I live in Powell River BC, with the ocean in my back yard. I would like a saltwater tank with a west coast tidal pool type theme. Can I take water and species (small fish and shrimp and starfish) at low tide and add them to my tank or is this a foolish thing to do? I know little about saltwater and I wouldnt want to harm anything by my lack of knowledge. I have a 40 gallon tank (no pumps or filters or anything yet) to work with.


----------



## TheOldSalt (Jan 28, 2005)

That would work fine, but only after you learn the things about saltwater tanks that you need to know. They are very similar to freshwater tanks but with only a very few small differences, but those differences change everything as much as the small differences separating softball & baseball. Coldwater salt tanks like the one you want are yet more different, with coldwater needing more oxygen and everything happening more slowly than in a tropical marine tank.
So then, yes, you can certainly make it work, and I'm a little envious as you have a lot of very nice species available that we can never get.

You'll need to keep the tank cool, which can be expensive.
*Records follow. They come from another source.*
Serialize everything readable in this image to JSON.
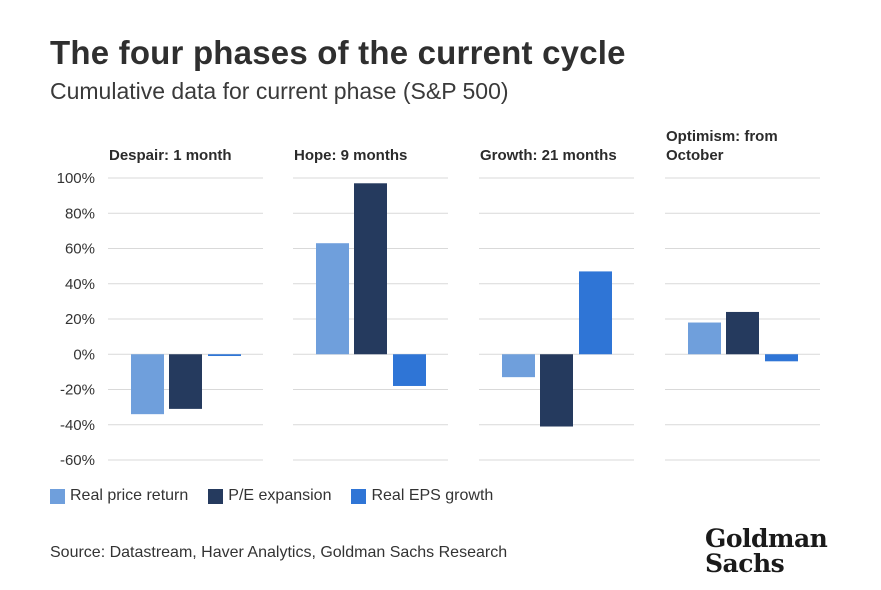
{
  "title": "The four phases of the current cycle",
  "subtitle": "Cumulative data for current phase (S&P 500)",
  "source": "Source: Datastream, Haver Analytics, Goldman Sachs Research",
  "logo": {
    "line1": "Goldman",
    "line2": "Sachs"
  },
  "colors": {
    "real_price_return": "#6f9fdc",
    "pe_expansion": "#253a5e",
    "real_eps_growth": "#2f75d6",
    "grid": "#d9d9d9",
    "axis_text": "#333333"
  },
  "legend": [
    {
      "label": "Real price return",
      "color": "#6f9fdc"
    },
    {
      "label": "P/E expansion",
      "color": "#253a5e"
    },
    {
      "label": "Real EPS growth",
      "color": "#2f75d6"
    }
  ],
  "chart_data": {
    "type": "bar",
    "title": "The four phases of the current cycle",
    "subtitle": "Cumulative data for current phase (S&P 500)",
    "ylim": [
      -60,
      100
    ],
    "yticks": [
      100,
      80,
      60,
      40,
      20,
      0,
      -20,
      -40,
      -60
    ],
    "ytick_labels": [
      "100%",
      "80%",
      "60%",
      "40%",
      "20%",
      "0%",
      "-20%",
      "-40%",
      "-60%"
    ],
    "grid": true,
    "legend_position": "bottom-left",
    "series_names": [
      "Real price return",
      "P/E expansion",
      "Real EPS growth"
    ],
    "panels": [
      {
        "title": [
          "Despair: 1 month"
        ],
        "values": [
          -34,
          -31,
          -1
        ]
      },
      {
        "title": [
          "Hope: 9 months"
        ],
        "values": [
          63,
          97,
          -18
        ]
      },
      {
        "title": [
          "Growth: 21 months"
        ],
        "values": [
          -13,
          -41,
          47
        ]
      },
      {
        "title": [
          "Optimism: from",
          "October"
        ],
        "values": [
          18,
          24,
          -4
        ]
      }
    ]
  }
}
On the bright side, you won't need the very expensive lighting systems that tropical tanks need, so you can save a bundle there to make up for it.


----------



## Buggy (Oct 17, 2006)

If you decide to do it, keep us up-to-date with pics!


----------



## ThatFishKid (Aug 9, 2008)

wow...I'm way jealous! I've always wanted to do something like that, but not many inverts survive a car ride from southern florida to north georgia. panama city beach was close though so I now have a 2 inch bristle worm, and a 1 cm conch that i feed olive nerites. Native marine tanks are great!


----------